Week 3 Notes - Data Visualization & Exploratory Analysis
Key Concepts Learned
Quartet: Datasets with identical summary statistics, but completely different patterns when visualized.
The policy Implications
why it matters - Summary statistics can hide critical patterns - Outliers may represent important communities - Relationships aren’t always linear - Visual inspection reveals data quality issues
Bad Visualizations Consequences
Common problems in government data presentation: - Misleading scales or axes - Cherry-picked time periods - Hidden or ignored uncertainty - Missing context about data reliability
The smaller your sample size is, the larger your margin of error would be
Grammar of Graphics
The ggplot2 Philosophy
principles: Data-Aesthetics-Geometries-Visual Data: Your data set (census data, survey responses, etc.)“I would like to make a plot” coding:g-ggplot(data=your_data)

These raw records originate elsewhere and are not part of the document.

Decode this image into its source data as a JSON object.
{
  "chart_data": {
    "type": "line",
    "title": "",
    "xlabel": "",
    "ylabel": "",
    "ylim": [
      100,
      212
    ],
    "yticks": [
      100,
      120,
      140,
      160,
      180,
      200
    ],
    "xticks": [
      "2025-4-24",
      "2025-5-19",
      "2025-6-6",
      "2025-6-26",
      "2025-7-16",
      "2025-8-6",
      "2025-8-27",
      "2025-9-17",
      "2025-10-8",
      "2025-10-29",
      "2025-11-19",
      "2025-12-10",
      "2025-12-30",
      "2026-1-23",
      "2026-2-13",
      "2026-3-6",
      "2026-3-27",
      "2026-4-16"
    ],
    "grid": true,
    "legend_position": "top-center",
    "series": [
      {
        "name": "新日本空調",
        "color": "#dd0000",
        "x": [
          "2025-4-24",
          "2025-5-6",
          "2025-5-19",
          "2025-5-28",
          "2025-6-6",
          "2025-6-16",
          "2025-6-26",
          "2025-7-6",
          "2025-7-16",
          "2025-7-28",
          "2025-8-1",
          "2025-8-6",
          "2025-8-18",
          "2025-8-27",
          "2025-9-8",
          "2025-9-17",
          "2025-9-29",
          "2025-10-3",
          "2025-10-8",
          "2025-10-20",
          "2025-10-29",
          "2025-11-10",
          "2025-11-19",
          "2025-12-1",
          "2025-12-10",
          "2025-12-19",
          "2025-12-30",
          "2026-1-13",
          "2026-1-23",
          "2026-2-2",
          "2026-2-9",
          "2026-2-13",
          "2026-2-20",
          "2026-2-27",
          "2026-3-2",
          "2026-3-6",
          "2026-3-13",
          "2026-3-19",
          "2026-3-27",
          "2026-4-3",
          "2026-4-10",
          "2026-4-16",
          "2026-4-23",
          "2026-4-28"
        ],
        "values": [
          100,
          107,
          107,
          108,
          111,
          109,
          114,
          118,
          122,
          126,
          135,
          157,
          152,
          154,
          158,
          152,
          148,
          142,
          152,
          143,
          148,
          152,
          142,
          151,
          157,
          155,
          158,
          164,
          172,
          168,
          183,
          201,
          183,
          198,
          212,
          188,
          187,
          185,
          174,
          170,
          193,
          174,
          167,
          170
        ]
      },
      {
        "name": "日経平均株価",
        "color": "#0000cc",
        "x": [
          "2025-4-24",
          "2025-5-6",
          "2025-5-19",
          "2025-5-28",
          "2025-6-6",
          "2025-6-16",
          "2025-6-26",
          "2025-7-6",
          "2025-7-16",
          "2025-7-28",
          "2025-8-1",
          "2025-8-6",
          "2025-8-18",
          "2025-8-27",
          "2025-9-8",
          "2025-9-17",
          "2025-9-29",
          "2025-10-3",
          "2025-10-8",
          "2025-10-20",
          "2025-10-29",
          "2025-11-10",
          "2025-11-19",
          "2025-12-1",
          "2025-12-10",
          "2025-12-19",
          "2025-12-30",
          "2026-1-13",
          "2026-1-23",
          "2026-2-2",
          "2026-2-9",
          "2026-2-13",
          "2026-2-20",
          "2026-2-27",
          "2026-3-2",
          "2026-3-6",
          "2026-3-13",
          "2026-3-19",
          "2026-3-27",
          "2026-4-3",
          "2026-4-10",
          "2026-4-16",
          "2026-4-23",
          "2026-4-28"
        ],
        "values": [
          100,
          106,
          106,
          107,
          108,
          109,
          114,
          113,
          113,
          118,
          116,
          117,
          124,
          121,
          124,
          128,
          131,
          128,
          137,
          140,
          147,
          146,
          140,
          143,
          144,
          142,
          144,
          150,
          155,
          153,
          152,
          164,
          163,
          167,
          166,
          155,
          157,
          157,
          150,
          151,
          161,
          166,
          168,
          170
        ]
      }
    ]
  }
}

Aesthetics: What variables map to visual properties (x, y, color, size) how to draw a connection to specific element in our plot coding: aes(x=variable 1,y=variable 2) x, y - position color - point/line color fill - area fill color size - point/line size shape - point shape alpha - transparency
Geometries: How to display the data (points, bars, lines) coding:geom_something()
Additional layers: Scales, themes, facets, annotations coding:additional_layers() BUILD PLOTS BY ADDING LAYERS WITH +
Understand your data before making decisions or building models
- What does the data look like? (distributions, missing values)

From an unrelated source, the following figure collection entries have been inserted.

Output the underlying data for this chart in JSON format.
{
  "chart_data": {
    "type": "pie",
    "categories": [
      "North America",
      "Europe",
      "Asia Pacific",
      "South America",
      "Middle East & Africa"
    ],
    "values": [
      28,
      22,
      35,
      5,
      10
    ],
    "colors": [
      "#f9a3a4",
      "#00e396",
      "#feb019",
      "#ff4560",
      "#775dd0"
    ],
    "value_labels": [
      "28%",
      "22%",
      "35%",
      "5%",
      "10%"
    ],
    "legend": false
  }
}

- What patterns exist? (relationships, clusters, trends)
- What’s unusual? (outliers, anomalies, data quality issues)
- What questions does this raise? (hypotheses for further investigation)
- How reliable is this data
Enhanced process for policy analysis
- Load and inspect - dimensions, variable types, missing data
- Assess reliability - examine margins of error, calculate coefficients of variation
- Visualize distributions - histograms, boxplots for each variable
- Explore relationships - scatter plots, correlations
- Identify patterns - grouping, clustering, geographical patterns
- Question anomalies - investigate outliers and unusual patterns
- Document limitations - prepare honest communication about data quality
Questions & Answers
Q: Why do algorithmic decision-making systems rely on “proxy” variables? A: Because the data we want to measure directly is often unavailable or difficult to collect.